The Tokyo Electric Company, which should have been the object of regulating actions, has, through its monopoly of information, turned its position upside down and has been exerting strong pressure so that the carrying out of the necessary regulation would be postponed, or loosened.  In this connection its close relation with the Ministry of Economy and Industries worked as the source of such pressure. 
Thus a number of opportunities for improving the safety standard has been overlooked.  Seen in this light the accident was not a natural disaster.  It was a man-made one.
Secondly, it is yet to be clarified how the process of destruction of the plant has actually taken place.  According to the Company, the main cause was the tsunami, the magnitude of which exceeded all the expectations, and therefore it was a natural disaster.  But there are signs that the earthquake should also be taken into account as the main cause of the accident.

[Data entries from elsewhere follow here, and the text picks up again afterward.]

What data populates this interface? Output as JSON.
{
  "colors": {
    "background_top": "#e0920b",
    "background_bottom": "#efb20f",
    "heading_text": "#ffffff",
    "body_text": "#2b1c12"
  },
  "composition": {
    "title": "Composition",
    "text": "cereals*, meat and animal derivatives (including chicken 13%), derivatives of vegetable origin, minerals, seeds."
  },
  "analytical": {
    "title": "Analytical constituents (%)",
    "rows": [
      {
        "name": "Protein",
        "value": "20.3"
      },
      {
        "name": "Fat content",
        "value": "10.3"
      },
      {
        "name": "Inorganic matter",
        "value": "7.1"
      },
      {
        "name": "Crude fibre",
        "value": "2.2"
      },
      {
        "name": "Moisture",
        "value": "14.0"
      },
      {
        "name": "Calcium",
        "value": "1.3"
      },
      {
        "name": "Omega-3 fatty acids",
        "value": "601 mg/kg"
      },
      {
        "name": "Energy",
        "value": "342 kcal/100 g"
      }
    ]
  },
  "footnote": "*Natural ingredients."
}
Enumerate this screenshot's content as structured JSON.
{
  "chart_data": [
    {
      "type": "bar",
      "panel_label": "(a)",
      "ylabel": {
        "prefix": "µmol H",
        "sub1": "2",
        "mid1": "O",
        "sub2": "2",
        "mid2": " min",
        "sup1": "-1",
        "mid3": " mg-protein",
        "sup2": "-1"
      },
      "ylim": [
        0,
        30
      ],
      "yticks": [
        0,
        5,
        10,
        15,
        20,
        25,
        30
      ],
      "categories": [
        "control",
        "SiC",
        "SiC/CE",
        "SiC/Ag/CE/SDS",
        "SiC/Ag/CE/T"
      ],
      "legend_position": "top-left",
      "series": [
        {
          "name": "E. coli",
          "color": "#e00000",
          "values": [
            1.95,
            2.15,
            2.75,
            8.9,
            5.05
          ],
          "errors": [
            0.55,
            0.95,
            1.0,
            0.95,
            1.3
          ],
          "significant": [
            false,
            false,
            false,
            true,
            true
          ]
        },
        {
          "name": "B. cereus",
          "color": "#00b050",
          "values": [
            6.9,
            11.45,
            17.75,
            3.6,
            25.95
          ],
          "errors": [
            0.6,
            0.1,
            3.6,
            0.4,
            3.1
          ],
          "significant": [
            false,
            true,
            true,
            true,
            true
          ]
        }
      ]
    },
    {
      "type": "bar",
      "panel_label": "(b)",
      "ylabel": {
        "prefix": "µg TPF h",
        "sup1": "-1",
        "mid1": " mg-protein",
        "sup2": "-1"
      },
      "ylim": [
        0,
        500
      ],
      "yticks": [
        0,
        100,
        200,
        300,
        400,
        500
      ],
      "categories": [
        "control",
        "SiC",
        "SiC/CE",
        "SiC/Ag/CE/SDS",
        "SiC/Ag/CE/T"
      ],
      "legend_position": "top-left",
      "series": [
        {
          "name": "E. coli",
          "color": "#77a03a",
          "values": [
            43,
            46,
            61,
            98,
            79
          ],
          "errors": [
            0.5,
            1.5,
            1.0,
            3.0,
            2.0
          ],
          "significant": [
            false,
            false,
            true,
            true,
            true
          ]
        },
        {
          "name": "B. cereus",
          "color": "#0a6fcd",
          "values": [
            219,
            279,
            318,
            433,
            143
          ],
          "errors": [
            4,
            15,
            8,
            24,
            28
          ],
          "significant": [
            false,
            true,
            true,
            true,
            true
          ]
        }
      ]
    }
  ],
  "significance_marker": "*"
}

Thirdly, once the disaster took place, it was found that neither the PM' Office, the regulating bureaucracy, nor the Company, was prepared to cope with it.  They also lacked the necessary will to do so.  Also the boundaries between the parties concerned were not clear.  The PM's Office, by directly giving orders to the Company, has added to the confusion.  Moreover, the dissemination of e necessary information to the local bodies was not only delayed but flawed.
Fourthly, the local residents are still living in a condition of accident.  Radioactivity-induced health, maintaining family and community life, contamination of a large area-estimated to be 1,800 square km-are the major problems.  Thousands are forced to live in temporary housing without having an idea of for how long more.
The decision on reactivating the Ooi reactors, which has been discussed here recently, should  have waited until the publication of, and a minimum discussion on, this report.